The buttons came out of storage and became the focal point of the museum, home to one of the country's largest button collections.
In this Western Massachusetts town of about 8,000 people, it's little surprise that the museum's care fell into the hands of those who knew and admired Moulton. And it figures that they're as passionate about button collecting as she was, some holding official positions in the Massachusetts State Button Society. So the newly appointed caretakers of the Keep Homestead Museum set out cataloging and showcasing as many of Myra's buttons as they could. To date, about 6,000 are on display throughout the Keep family's farmhouse on Ely Road. Thousands more are still being inventoried.
"Myra saw buttons as miniature works of art," said Jacquie Hatton, president of the friends of the museum and a past president of the state's button society. "This was her passion."
Case after case holds buttons from around the world with histories spanning hundreds of years. English-made copper buttons that were excavated from Revolutionary War battlefield sites fill one shelf. On another, buttons from Okinawa are carved into the faces of Asian deities like Jurojin, the god of long life, and Benzaiten, the goddess of beauty. Mother-of-pearl buttons glisten not far from duller, intricately carved buttons of bone. And one display shows the evolution of political buttons, from Zachary Taylor's 1848 campaign to the "I Like Ike" pins of the 1952 campaign.

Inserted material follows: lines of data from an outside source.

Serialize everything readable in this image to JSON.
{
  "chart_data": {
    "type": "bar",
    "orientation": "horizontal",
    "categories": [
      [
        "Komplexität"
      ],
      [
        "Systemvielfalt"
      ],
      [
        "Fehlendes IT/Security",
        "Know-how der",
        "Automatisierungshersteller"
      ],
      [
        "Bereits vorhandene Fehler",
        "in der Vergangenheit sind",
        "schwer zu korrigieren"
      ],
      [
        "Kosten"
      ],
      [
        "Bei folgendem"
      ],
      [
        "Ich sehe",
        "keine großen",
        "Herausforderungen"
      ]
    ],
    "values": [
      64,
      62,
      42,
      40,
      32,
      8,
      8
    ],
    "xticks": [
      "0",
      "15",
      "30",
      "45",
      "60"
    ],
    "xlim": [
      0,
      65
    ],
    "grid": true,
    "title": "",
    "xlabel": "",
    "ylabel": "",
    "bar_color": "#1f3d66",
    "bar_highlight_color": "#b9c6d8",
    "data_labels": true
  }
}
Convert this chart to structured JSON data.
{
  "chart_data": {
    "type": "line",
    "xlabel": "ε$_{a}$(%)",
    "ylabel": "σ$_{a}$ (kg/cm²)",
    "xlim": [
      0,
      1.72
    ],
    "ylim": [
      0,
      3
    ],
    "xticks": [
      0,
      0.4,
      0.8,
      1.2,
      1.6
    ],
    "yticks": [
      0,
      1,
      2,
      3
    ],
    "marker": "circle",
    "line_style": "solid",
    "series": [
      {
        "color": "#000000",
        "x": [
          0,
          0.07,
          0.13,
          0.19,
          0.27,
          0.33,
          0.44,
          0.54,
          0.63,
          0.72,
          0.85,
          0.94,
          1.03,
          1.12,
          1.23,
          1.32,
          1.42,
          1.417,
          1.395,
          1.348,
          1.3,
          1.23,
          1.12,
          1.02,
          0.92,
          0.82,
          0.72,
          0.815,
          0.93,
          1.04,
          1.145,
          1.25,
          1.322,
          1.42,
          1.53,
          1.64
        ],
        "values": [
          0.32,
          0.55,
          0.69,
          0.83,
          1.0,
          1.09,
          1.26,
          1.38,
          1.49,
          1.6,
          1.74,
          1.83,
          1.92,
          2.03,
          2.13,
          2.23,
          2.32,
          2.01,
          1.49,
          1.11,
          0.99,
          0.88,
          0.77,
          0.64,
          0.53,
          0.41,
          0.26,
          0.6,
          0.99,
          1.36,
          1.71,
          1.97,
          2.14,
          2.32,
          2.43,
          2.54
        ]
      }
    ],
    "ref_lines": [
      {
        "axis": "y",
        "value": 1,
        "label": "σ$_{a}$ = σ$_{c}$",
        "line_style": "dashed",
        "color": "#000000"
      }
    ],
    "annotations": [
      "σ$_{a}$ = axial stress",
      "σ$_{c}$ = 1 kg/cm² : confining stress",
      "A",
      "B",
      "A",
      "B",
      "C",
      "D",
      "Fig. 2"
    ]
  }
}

But the prize of the lot is the collection of about 600 mosaic buttons. Made in Rome and Florence in the 1850s, these buttons -- some as small as a pinky fingernail -- have designs of animals, buildings, flowers, and birds. At first glance, the motifs look painted on backgrounds of onyx, silver, or brass. But under a closer inspection with a magnifying glass, it's clear the designs were made from minuscule pieces of colored stone or glass.